Лю тотчас же отдал распоряжение приготовить носилки. В одни усадил он Лу Чжи-шэня, туда же положили его вещи: узел, посох и кинжал. Сам он уселся в другие носилки. Ли Чжун вскочил на лошадь, и все тронулись в путь. К рассвету они были на вершине горы.
Прибыв к месту, Лу Чжи-шэнь со старым Лю вылезли из носилок. Ли Чжун спешился и пригласил Лу Чжи-шэня и Лю войти в стан. Здесь он провел их в самое лучшее помещение, где все они и уселись. Ли Чжун послал людей позвать Чжоу Туна. Увидев монаха, Чжоу Тун пришел в ярость.
– Дорогой брат мой, – воскликнул он, – ты не только не отомстил за меня, но еще и пригласил к нам сюда моего врага и усадил его на почетное место!

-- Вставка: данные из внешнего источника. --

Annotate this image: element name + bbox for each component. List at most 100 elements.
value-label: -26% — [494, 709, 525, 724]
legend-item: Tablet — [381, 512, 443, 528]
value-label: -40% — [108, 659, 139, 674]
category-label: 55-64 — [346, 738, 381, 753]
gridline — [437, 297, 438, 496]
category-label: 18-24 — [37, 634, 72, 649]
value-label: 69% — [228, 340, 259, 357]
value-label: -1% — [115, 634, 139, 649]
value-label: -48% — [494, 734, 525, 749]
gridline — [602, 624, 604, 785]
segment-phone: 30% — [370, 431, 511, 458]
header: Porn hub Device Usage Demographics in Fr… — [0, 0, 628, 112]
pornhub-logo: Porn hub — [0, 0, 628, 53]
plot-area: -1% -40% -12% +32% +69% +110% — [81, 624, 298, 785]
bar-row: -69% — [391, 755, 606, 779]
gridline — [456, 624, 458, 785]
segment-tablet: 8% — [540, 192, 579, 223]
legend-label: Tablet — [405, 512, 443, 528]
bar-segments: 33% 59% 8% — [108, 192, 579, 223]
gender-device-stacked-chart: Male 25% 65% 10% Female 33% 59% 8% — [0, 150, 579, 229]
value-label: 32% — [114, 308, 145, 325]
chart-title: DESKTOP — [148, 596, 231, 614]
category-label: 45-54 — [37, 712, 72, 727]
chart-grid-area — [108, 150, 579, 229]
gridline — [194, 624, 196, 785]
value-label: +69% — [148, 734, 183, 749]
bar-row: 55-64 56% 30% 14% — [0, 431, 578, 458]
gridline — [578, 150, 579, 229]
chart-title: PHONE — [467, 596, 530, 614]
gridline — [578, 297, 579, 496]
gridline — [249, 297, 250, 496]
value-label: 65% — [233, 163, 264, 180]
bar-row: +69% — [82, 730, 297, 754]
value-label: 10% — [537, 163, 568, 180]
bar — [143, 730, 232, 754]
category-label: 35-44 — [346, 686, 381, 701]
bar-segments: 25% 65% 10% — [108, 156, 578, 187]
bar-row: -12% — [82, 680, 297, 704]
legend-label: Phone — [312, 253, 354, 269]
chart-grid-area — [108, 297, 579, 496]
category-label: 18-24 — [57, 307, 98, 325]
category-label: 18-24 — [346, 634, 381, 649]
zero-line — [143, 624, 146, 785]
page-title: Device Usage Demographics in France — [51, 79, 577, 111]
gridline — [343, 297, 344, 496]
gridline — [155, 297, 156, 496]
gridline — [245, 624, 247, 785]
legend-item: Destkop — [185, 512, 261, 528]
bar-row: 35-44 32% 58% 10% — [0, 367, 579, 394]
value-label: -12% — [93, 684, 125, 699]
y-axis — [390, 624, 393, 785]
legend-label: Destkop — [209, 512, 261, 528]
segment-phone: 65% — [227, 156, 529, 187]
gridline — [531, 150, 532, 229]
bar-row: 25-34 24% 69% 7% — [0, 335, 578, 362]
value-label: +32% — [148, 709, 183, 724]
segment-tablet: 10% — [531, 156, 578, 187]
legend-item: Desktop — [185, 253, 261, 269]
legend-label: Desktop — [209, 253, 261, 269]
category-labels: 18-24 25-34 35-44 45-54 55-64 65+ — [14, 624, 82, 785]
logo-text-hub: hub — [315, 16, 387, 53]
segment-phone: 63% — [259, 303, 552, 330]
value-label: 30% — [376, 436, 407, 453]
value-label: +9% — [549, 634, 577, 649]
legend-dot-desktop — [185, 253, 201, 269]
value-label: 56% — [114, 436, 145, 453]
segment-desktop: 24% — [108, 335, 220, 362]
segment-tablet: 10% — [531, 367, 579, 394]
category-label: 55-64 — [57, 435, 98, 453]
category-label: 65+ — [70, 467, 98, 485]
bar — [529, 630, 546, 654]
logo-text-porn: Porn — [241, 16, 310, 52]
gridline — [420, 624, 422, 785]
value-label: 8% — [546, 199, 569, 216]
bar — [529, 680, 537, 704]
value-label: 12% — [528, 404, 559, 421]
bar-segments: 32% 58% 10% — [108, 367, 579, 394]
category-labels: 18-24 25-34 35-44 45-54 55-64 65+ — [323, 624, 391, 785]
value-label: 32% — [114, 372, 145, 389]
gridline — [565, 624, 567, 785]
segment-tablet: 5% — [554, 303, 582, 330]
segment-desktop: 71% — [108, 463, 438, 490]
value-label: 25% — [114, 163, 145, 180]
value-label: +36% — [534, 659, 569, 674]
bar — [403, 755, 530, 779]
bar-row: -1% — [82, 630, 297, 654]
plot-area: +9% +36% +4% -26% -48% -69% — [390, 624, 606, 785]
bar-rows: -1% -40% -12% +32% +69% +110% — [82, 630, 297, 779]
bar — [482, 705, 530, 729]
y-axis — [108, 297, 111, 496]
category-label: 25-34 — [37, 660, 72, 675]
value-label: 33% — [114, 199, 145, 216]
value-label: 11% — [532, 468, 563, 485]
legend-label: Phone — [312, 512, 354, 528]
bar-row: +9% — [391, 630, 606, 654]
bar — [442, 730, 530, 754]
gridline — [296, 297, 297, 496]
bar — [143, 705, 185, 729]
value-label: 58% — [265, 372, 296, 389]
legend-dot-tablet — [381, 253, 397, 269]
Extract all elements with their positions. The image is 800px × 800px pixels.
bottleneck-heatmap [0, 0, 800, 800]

– А знаешь ли ты, кто этот монах, брат мой? – спросил его Ли Чжун.
– Если бы мы были знакомы, то он уж наверное не избил бы меня, – сказал на это Чжоу Тун.
– Этот монах, – смеясь, продолжал Ли Чжун, – тот самый богатырь, который тремя ударами кулака насмерть уложил мясника и о котором я тебе не раз рассказывал.
– Вот так-так! – только и мог воскликнуть Чжоу Тун, потихоньку ощупывая свою голову. Затем он обернулся к Лу Чжи-шэню и низко поклонился ему. Лу Чжи-шэнь, вежливо ответив на его поклон, произнес:
– Ты уж прости меня за неучтивость.
После этого они втроем уселись, а старик Лю остался стоять в сторонке, и Лу Чжи-шэнь начал следующую речь:
– Послушай меня, брат Чжоу! Своим сватовством к почтенному Лю ты допустил ошибку. У него единственная дочь, которая оберегает его старость, а после его смерти будет возжигать свечи перед табличками предков и заботиться о доме. Если ты увезешь ее, то оставишь старика одиноким. Сам он боялся тебя и не смел, конечно, высказать все это. Но ты послушайся моего совета: откажись от этой невесты. Ты можешь выбрать себе другую, не хуже. Золото и шелк, которые ты преподнес в качестве свадебных подарков, мы привезли обратно. Что ты думаешь по этому поводу?
– Брат мой, я готов во всем следовать твоему совету, – отвечал Чжоу, – и после нашего разговора не осмелюсь даже и приблизиться к дому старого Лю.
– Когда достойный муж совершает какой-нибудь поступок или принимает решение, то он не должен менять его, – сказал Лу Чжи-шэнь.
В знак клятвенного обещания Чжоу Тун переломил пополам стрелу. Старик Лю почтительно поблагодарил его за великодушное решение, отдал обратно свадебные подарки – золото и шелк – и вернулся в свое поместье.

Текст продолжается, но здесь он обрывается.